Tinha uma pelada quase toda tarde. O uso era mais intenso aos sábados e nas manhãs de domingo. Memoráveis partidas aconteceram no pequeno espaço ainda não ocupado pelas construções da Rio Claro que crescia. A bola rolou até 1968. Em 1969, o pequeno campo de futebol foi transformado em um jardim público.

Tenho procurado o significado simbólico desse lado do quadrante. O que dele foi decisivo em minha formação e na minha vida?  Embora gostasse de jogar, o futebol nunca chegou a ser imprescindível, antes ou depois de 1968. “O ano que não terminou também não modificou significativamente a minha relação com o jogo de bola. No quadrante através do qual me propus a representar, sob o prisma da liberdade, “o cenário dos acontecimentos mais importantes e a minha vivência do ano de 1968”, qual o significado do campinho de terra batida?

Lembrei-me, de repente, da introdução de um curso sobre jogos em educação que formatei para o SENAC de São Paulo. Lá dizia:

Existem duas características, no jogo, que podem justificar o seu uso e a sua escolha face a outras alternativas metodológicas. O jogo é um instrumento privilegiado de construção do conhecimento e da cultura.  Huizinga afirma que “o espírito de competição lúdica, enquanto impulso social, é mais antigo que a cultura, e a própria vida está toda penetrada por ele como um verdadeiro fermento” (Homo Ludens, p.193).   A vivência é similar ao jogo na fuga do tempo e espaços reais, na liberdade de ação e no seu caráter lúdico. Huizinga atribui, ainda, ao jogo, a origem do ritual, da poesia, da música, da dança, do saber e da filosofia. A cultura em seu nascimento é um jogo e nunca separa-se por completo dele. “A cultura surge no jogo, e enquanto jogo, para nunca mais perder esse caráter” (ainda p.193). Assim, seja na assimilação da cultura, seja em sua construção, o jogo está presente e jogar é preciso.

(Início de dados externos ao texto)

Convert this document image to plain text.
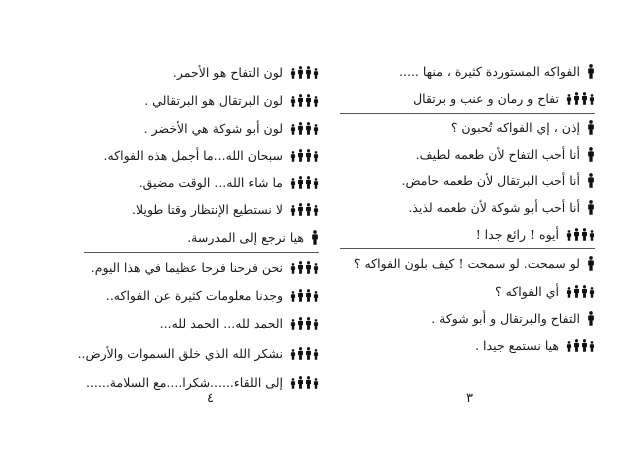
الفواكه المستوردة كثيرة ، منها .....
تفاح و رمان و عنب و برتقال
إذن ، إي الفواكه تُحبون ؟
أنا أحب التفاح لأن طعمه لطيف.
أنا أحب البرتقال لأن طعمه حامض.
أنا أحب أبو شوكة لأن طعمه لذيذ.
أيوه ! رائع جدا !
لو سمحت. لو سمحت ! كيف بلون الفواكه ؟
أي الفواكه ؟
التفاح والبرتقال و أبو شوكة .
هيا نستمع جيدا .
لون التفاح هو الأحمر.
لون البرتقال هو البرتقالي .
لون أبو شوكة هي الأخضر .
سبحان الله...ما أجمل هذه الفواكه.
ما شاء الله... الوقت مضيق.
لا نستطيع الإنتظار وقتا طويلا.
هيا نرجع إلى المدرسة.
نحن فرحنا فرحا عظيما في هذا اليوم.
وجدنا معلومات كثيرة عن الفواكه..
الحمد لله... الحمد لله...
نشكر الله الذي خلق السموات والأرض..
إلى اللقاء......شكرا....مع السلامة......
٣
٤
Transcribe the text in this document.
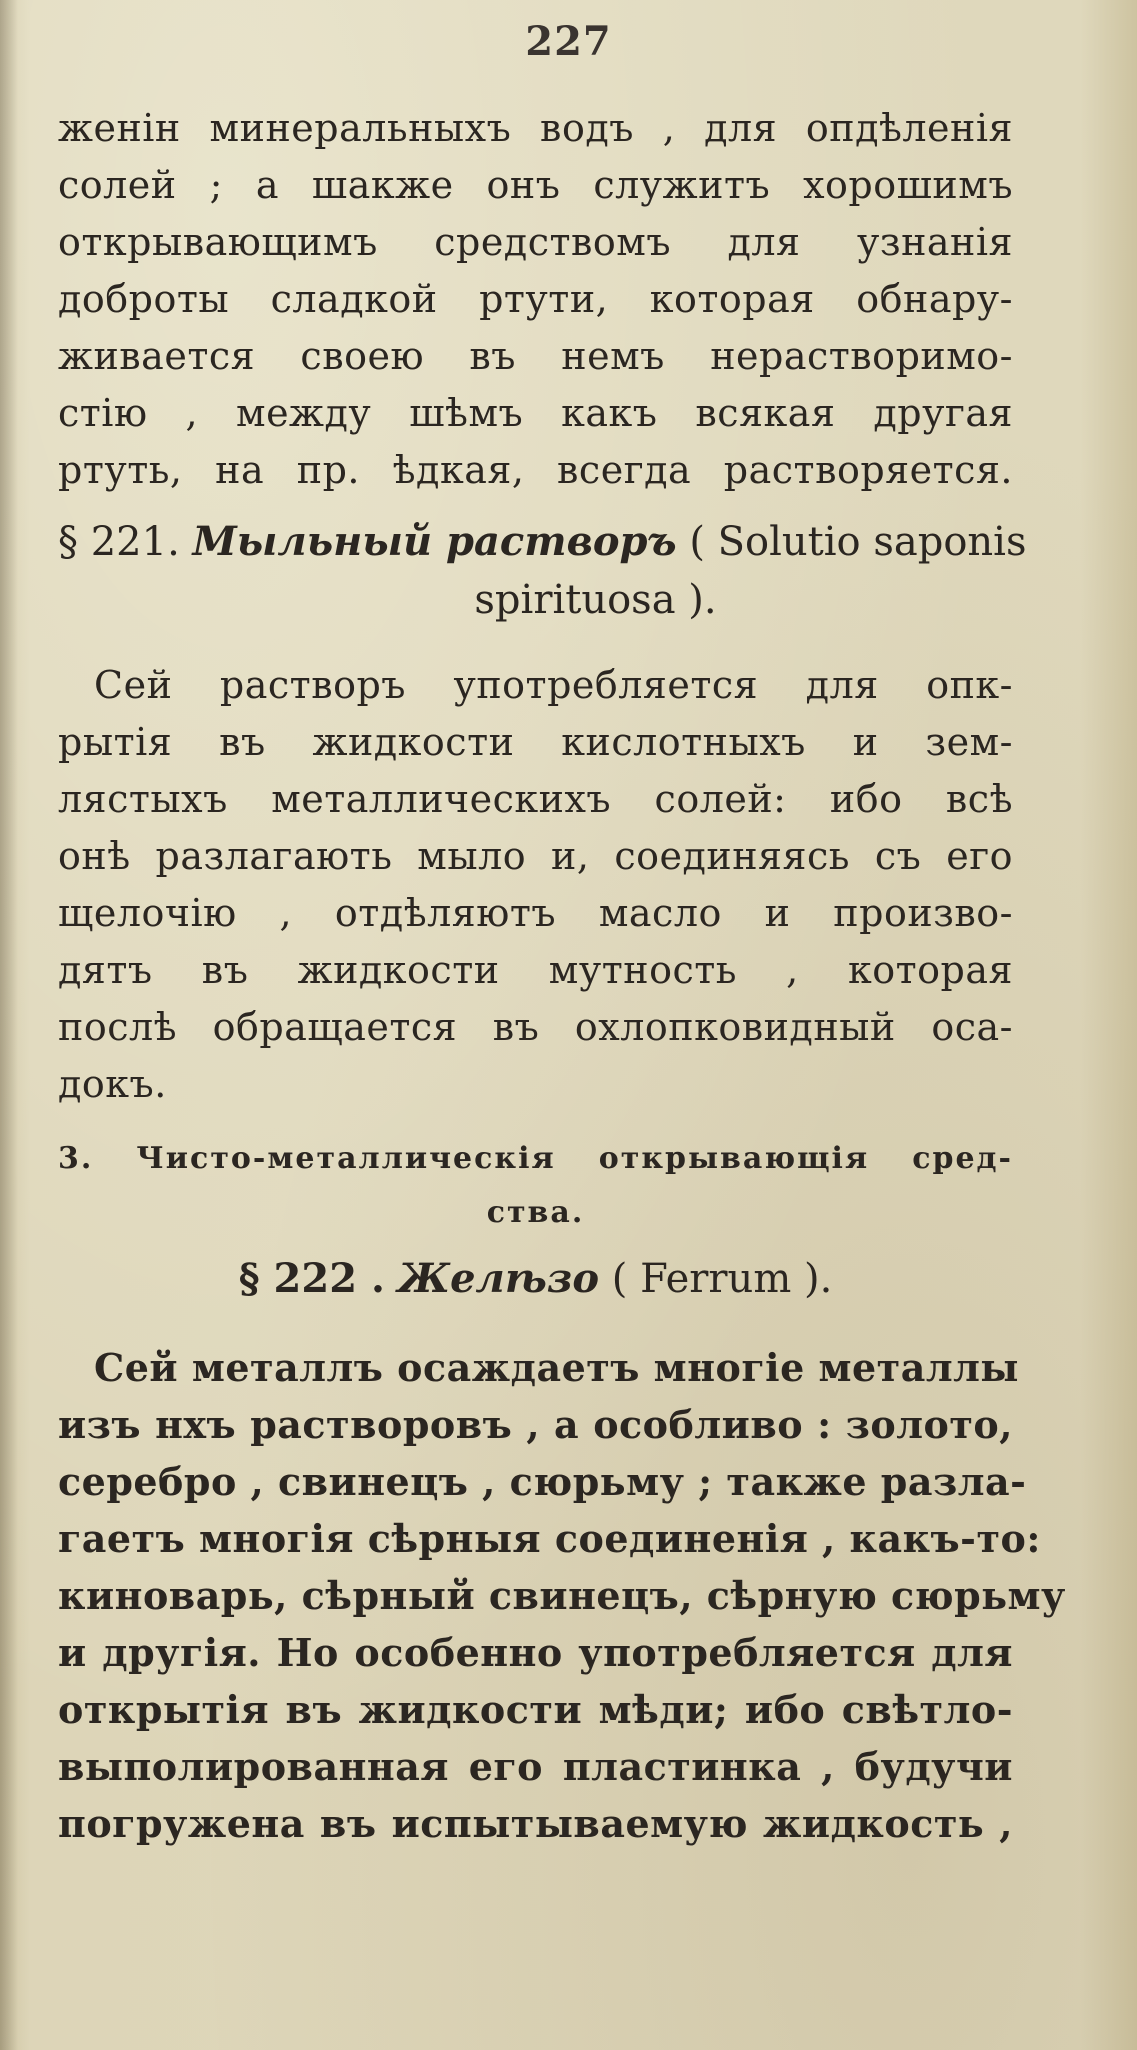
227
женін минеральныхъ водъ , для опдѣленія
солей ; а шакже онъ служитъ хорошимъ
открывающимъ средствомъ для узнанія
доброты сладкой ртути, которая обнару-
живается своею въ немъ нерастворимо-
стію , между шѣмъ какъ всякая другая
ртуть, на пр. ѣдкая, всегда растворяется.
§ 221. Мыльный растворъ ( Solutio saponis
spirituosa ).
Сей растворъ употребляется для опк-
рытія въ жидкости кислотныхъ и зем-
лястыхъ металлическихъ солей: ибо всѣ
онѣ разлагають мыло и, соединяясь съ его
щелочію , отдѣляютъ масло и произво-
дятъ въ жидкости мутность , которая
послѣ обращается въ охлопковидный оса-
докъ.
3. Чисто-металлическія открывающія сред-
ства.
§ 222 . Желѣзо ( Ferrum ).
Сей металлъ осаждаетъ многіе металлы
изъ нхъ растворовъ , а особливо : золото,
серебро , свинецъ , сюрьму ; также разла-
гаетъ многія сѣрныя соединенія , какъ-то:
киноварь, сѣрный свинецъ, сѣрную сюрьму
и другія. Но особенно употребляется для
открытія въ жидкости мѣди; ибо свѣтло-
выполированная его пластинка , будучи
погружена въ испытываемую жидкость ,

Pronto. Ao mesmo tempo, tinha feito uma ligação do campinho de futebol (jogo) com 1968, a cultura e a liberdade. A liberdade é a essência do próprio jogo. Uma vez postas as regras, o jogador dá livre curso as suas possibilidades e capacidades de ação. No jogo, ele experimenta e desenvolve livremente suas potencialidades para agir, competir, colaborar, persistir e ser. A cultura surge do jogo. O ano de 1968 é emblemático das intensas mudanças culturais ocorridas na década de 60.

Até perto de 1968, minhas referências culturais estavam profundamente marcadas pela minha origem e meio social, apenas arranhadas pela escola e desarranjadas por uma isolada, famélica e anárquica busca pela literatura. A origem rural, explicava o gosto pela música caipira. No rádio, ouvia a antiga música popular brasileira (velha guarda) e os sucessos do momento (sambas canções, boleros). O ouvido não fora educado para distinguir gêneros ou diferenças qualitativas.

Quando criança, o único livro que tinha em minha casa era de teatro. Tratava-se da comédia Deus lhe Pague”, que foi encenada por Procópio Ferreira. Era uma recordação do tempo de juventude de meu pai. Ele tinha participado de um grupo de teatro amador em Cascalho, bairro rural de Cordeirópolis (SP). Como iniciativa pessoal, lia edições atrasadas de jornais que utilizava como papel de embrulho na feira, onde trabalhava.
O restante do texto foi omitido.